For those men lacking skills in their own self-awareness-honest-communication-abilities, some are truly saying, " I'm not committing to you because I'm not sure if there may be someone better out there.... I'm afraid if I commit to you I may not really like you anymore and I wasted my time... I just want to have sex with you and nothing else... or I'd rather not be responsible for your feelings."


For the mature-expressive men seeking commitment or monogamy...this is not for you so stop reading and share this link with your toxic male friends.


While we can make assumptions or excuses for what the men you are dating may or may not want, the bottom line is for ladies....be upfront for what you want and if you are not able to get a sophisticated level of communication and consistency, you have the power to walk away.

All too often women are socialized to believe they have to possess certain qualities close to perfection to be loved.


I disagree...that's blasphemy....you are worthy and you require effort from your suitor so that you can determine if this effort meets your standards and expectations.

Why you ask? Because no man should ever be more important than you.


This is where we often sell ourselves short and become "Sisterallas" ( check out my June 30th blog post,) taking on the burdens of others and neglecting ourselves. Becoming a man's everything at the expense of your mental health.

Nurturing and being supportive is an often natural and beautiful God-given quality but it needs to be earned by someone willing to offer reciprocity.

This doesn't only apply for those looking for deep long lasting love, but also for ladies who are just dipping their toes in the dating pool, juggling diner dates and being "flewed" out on the weekend.
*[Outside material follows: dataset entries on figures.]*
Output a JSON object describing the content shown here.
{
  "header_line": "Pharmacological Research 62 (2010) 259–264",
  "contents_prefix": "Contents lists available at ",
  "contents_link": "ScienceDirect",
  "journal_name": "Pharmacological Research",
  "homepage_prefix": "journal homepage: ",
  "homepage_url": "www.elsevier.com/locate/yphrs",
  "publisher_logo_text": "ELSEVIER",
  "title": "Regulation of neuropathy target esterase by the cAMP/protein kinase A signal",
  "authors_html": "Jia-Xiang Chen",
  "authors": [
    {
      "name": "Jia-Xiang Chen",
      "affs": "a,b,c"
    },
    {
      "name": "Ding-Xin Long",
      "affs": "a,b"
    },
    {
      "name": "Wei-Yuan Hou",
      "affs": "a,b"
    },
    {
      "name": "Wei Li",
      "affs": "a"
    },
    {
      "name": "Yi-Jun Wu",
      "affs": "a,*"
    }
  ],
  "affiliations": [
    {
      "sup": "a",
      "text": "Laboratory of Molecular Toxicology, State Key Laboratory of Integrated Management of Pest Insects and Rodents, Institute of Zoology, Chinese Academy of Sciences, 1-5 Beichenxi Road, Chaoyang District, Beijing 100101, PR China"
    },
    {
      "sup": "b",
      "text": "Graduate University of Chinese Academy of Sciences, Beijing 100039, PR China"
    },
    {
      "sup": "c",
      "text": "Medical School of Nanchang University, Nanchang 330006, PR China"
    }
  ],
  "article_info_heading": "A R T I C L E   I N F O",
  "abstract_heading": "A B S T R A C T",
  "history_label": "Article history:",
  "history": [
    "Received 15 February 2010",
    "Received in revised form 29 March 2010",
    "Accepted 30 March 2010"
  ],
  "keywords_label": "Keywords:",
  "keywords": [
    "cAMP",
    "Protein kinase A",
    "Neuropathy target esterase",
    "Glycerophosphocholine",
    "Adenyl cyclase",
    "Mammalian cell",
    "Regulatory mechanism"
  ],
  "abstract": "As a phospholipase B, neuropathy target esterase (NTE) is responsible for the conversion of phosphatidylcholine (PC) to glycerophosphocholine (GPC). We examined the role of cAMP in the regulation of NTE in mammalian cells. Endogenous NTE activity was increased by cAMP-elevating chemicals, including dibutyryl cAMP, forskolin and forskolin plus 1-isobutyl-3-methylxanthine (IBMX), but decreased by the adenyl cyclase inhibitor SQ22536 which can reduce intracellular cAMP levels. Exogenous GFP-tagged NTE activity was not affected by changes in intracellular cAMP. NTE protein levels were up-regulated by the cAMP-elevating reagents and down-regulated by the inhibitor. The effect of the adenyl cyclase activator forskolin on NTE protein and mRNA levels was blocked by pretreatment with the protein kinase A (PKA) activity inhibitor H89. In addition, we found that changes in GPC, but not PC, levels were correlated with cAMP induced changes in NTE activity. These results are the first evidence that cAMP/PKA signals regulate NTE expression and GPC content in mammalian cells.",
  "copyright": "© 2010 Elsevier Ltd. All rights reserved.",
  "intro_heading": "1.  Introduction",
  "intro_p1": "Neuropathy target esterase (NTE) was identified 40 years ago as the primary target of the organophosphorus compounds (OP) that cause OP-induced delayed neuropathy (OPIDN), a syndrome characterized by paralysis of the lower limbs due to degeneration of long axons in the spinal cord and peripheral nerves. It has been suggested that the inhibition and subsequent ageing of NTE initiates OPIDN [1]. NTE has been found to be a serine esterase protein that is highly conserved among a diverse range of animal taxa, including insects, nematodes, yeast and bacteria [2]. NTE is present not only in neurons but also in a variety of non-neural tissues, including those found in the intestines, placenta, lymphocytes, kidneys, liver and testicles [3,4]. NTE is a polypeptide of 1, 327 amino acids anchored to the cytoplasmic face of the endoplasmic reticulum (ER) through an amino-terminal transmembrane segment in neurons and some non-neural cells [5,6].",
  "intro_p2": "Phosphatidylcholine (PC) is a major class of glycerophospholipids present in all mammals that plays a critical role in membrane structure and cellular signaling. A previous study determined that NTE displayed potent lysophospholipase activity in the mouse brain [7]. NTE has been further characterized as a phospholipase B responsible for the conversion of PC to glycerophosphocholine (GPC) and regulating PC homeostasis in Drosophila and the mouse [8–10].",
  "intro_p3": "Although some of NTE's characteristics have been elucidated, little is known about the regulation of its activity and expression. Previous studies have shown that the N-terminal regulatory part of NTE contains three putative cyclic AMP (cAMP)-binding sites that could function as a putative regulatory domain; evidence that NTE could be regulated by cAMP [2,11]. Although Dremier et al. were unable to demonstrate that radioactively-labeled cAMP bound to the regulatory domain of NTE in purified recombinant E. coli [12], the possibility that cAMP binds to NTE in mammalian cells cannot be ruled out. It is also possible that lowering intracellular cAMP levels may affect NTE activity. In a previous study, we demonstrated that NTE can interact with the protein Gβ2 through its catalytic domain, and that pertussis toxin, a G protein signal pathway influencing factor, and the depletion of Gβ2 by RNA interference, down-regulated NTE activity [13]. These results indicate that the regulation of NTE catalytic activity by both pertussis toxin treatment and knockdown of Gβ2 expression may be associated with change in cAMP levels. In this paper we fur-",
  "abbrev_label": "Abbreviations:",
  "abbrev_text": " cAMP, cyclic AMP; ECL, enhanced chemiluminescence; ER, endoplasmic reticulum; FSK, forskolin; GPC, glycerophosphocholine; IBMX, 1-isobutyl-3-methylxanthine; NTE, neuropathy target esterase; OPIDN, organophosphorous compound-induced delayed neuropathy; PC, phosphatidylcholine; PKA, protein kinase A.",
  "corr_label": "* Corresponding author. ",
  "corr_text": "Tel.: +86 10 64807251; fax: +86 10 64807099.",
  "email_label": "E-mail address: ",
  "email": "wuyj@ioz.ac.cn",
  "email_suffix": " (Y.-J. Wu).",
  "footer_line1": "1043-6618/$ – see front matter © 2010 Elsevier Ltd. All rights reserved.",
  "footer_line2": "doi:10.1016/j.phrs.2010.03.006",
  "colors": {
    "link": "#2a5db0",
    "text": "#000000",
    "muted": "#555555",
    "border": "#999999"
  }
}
Men and women equally enjoy the allure of companionship but some of us base our companionship on codependency or fear of being alone. It's common and understandable but dangerous, leading us to make bad decisions, settle, and ignore red flags.

All of this is easier said than done, but it is important to know and constantly reinforce these truths to break these generational curses of being broken by relationships and allowing men to break us with their own toxic behavior and codependency.


Additionally, be mindful of your dating negative self-talk. I can't tell you how many times I've heard, " I attract the wrong guys," it's not what you attract, it's what you accept. Women will always get a net of fish, but it's the toxic type we must practice throwing back.


Essentially, I'd like to consider dating as a part of self-care. It can be fun and fulfilling but it must be on terms that feels good for your spirit and does not compromise your values, or your mental health.